Croissance de 125% en 2008 : Le marché postal en plein boom
Yasmine Idjer
Le marché postal a enregistré un boom extraordinaire en 2008 avec une croissance rapide de 125%. Il est en train de suivre le même chemin que les télécommunications auquel il était étroitement lié avant le lancement de la restructuration du secteur par l’Etat il y a quelques années. Selon un rapport de l’Agence de régulation des postes et télécommunications (ARPT), le chiffre d’affaires de cette activité est passé de 72 millions de dinars en 2007 à 163 millions de dinars l’année d’après. Pas moins de 40 opérateurs se partagent ce marché qui devient plus attractif au fur et à mesure que le monopole d’Algérie Poste (AP) est levé. Pour préserver la pérennité de cette entreprise publique, le gouvernement a décidé de procéder par étapes en privilégiant un processus de libéralisation progressive au lieu d’une ouverture totale qui aurait été brutale, voire fatale pour l’opérateur historique du moins pour ce segment. Les sociétés privées dont de grands majors tels que DHL et UPS, Fedex, Chronopost, ne sont donc autorisés à offrir que des prestations de services pour des courriers ou des colis de plus de 50g contre 250 g durant les années 2006 et 2007. Ce qui laisse quand même une légère marge de manœuvre pour Algérie Poste qui garde la main mise sur «le petit courrier» grâce au régime d’exclusivité dont elle bénéficie. Toutefois, même avec cet avantage, la rude concurrence commence à impacter ses résultats financiers. Le chiffre d’affaires d’Algérie Poste a connu, en effet, une diminution de l’ordre de 12,5% et, par voie de conséquence, la baisse de sa part de marché qui est descendue à 5% contre 12,7% en 2007. «Le chiffre d’affaires des autres opérateurs ne cesse d’augmenter alors que celui d’AP diminue de façon préoccupante. La résiliation de la convention avec Algérie Télécom a engendré des répercussions sérieuses sur le chiffre d’affaires d’AP», note le rapport.
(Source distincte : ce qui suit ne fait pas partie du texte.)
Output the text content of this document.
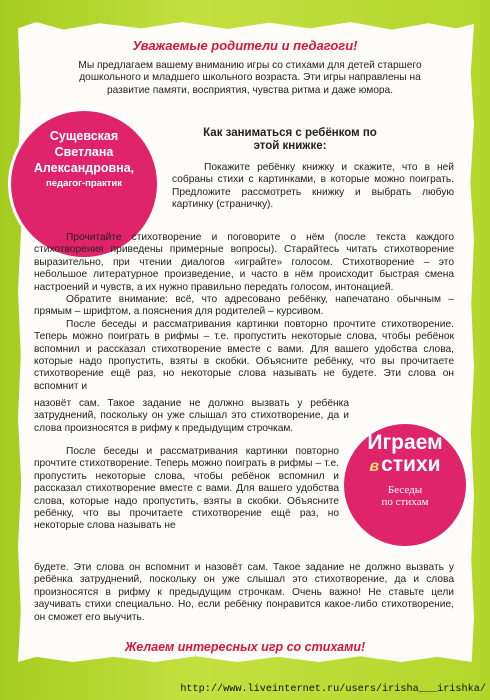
Уважаемые родители и педагоги!

Мы предлагаем вашему вниманию игры со стихами для детей старшего дошкольного и младшего школьного возраста. Эти игры направлены на развитие памяти, восприятия, чувства ритма и даже юмора.

Сущевская
Светлана
Александровна,
педагог-практик
Как заниматься с ребёнком по этой книжке:

Покажите ребёнку книжку и скажите, что в ней собраны стихи с картинками, в которые можно поиграть. Предложите рассмотреть книжку и выбрать любую картинку (страничку).

Прочитайте стихотворение и поговорите о нём (после текста каждого стихотворения приведены примерные вопросы). Старайтесь читать стихотворение выразительно, при чтении диалогов «играйте» голосом. Стихотворение – это небольшое литературное произведение, и часто в нём происходит быстрая смена настроений и чувств, а их нужно правильно передать голосом, интонацией.

Обратите внимание: всё, что адресовано ребёнку, напечатано обычным – прямым – шрифтом, а пояснения для родителей – курсивом.

После беседы и рассматривания картинки повторно прочтите стихотворение. Теперь можно поиграть в рифмы – т.е. пропустить некоторые слова, чтобы ребёнок вспомнил и рассказал стихотворение вместе с вами. Для вашего удобства слова, которые надо пропустить, взяты в скобки. Объясните ребёнку, что вы прочитаете стихотворение ещё раз, но некоторые слова называть не будете. Эти слова он вспомнит и

назовёт сам. Такое задание не должно вызвать у ребёнка затруднений, поскольку он уже слышал это стихотворение, да и слова произносятся в рифму к предыдущим строчкам.

После беседы и рассматривания картинки повторно прочтите стихотворение. Теперь можно поиграть в рифмы – т.е. пропустить некоторые слова, чтобы ребёнок вспомнил и рассказал стихотворение вместе с вами. Для вашего удобства слова, которые надо пропустить, взяты в скобки. Объясните ребёнку, что вы прочитаете стихотворение ещё раз, но некоторые слова называть не

будете. Эти слова он вспомнит и назовёт сам. Такое задание не должно вызвать у ребёнка затруднений, поскольку он уже слышал это стихотворение, да и слова произносятся в рифму к предыдущим строчкам. Очень важно! Не ставьте цели заучивать стихи специально. Но, если ребёнку понравится какое-либо стихотворение, он сможет его выучить.

Играем
встихи
Беседы
по стихам
Желаем интересных игр со стихами!
http://www.liveinternet.ru/users/irisha___irishka/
Ultimatum pour les opérateurs défaillants
L’ARPT signale, par ailleurs, que sur les 40 opérateurs enregistrés à la fin de 2008, seuls 20 exercent effectivement l’activité postale, soit 50% de l’ensemble des opérateurs. Face à cette situation, l’autorité de régulation a décidé de sévir. Les attributaires de certificats d’enregistrement ont été exhortés de débuter l’activité postale, autrement, ils se verront retirer l’autorisation d’exercer. «L’ARPT ne pouvait accepter de maintenir dans son fichier des opérateurs non actifs indéfiniment, c’est pour cette raison qu’il a été décidé d’assainir le fichier existant et de ne garder que les opérateurs qui activent réellement», précise-t-on du côté de l’ARPT. On apprend de même source que le volume de trafic global (courrier/Colis) domestique a connu une augmentation de 130,3% par rapport à l’année 2007, enregistrant ainsi un trafic estimé à 264.392 objets contre 114.807 objets en 2007. L’essor du marché postal s’est traduit également par le développement de la sous-traitance. Le courrier sous-traité représente un volume de trafic de 12.000 objets, soit un taux de presque 4,5% du volume global contre 2% en 2007 et 3,7% en 2006. Le chiffre d’affaires de la sous-traitance est estimé à 6,4 millions de dinars, soit 4% du chiffre d’affaires global réalisé par l’ensemble des opérateurs.
La clientèle
L’ARPT donne aussi un profil précis des clients qui recourent aux services postaux pour acheminer leurs courriers et autres colis. Ainsi, il ressort que les particuliers et les administrations ne représentent respectivement que 9 et 2,7% de la clientèle. Les entreprises privées ou publiques (compagnies pétrolières, banques, PME/PMI, cliniques …) constituent 89,3% des émetteurs de courriers. Les différents opérateurs disposent de 178 agences réparties à travers le territoire national. Durant l’année de référence, l’ARPT constate que l’investissement a été marqué par une augmentation du nombre d’agences de l’ordre de 10%. Quatre nouveaux opérateurs, à savoir Palmera, Djez Express, On Time International et Nadex Express avaient fait leur entrée dans le marché algérien durant la même période. La diminution à 50g du poids de l’exclusivité provoque un engouement certain du marché de la simple déclaration, mais ce dernier ne peut être réellement concurrentiel, au sens propre du terme, que lorsque les contraintes de poids seront totalement levées, conclut l’ARPT.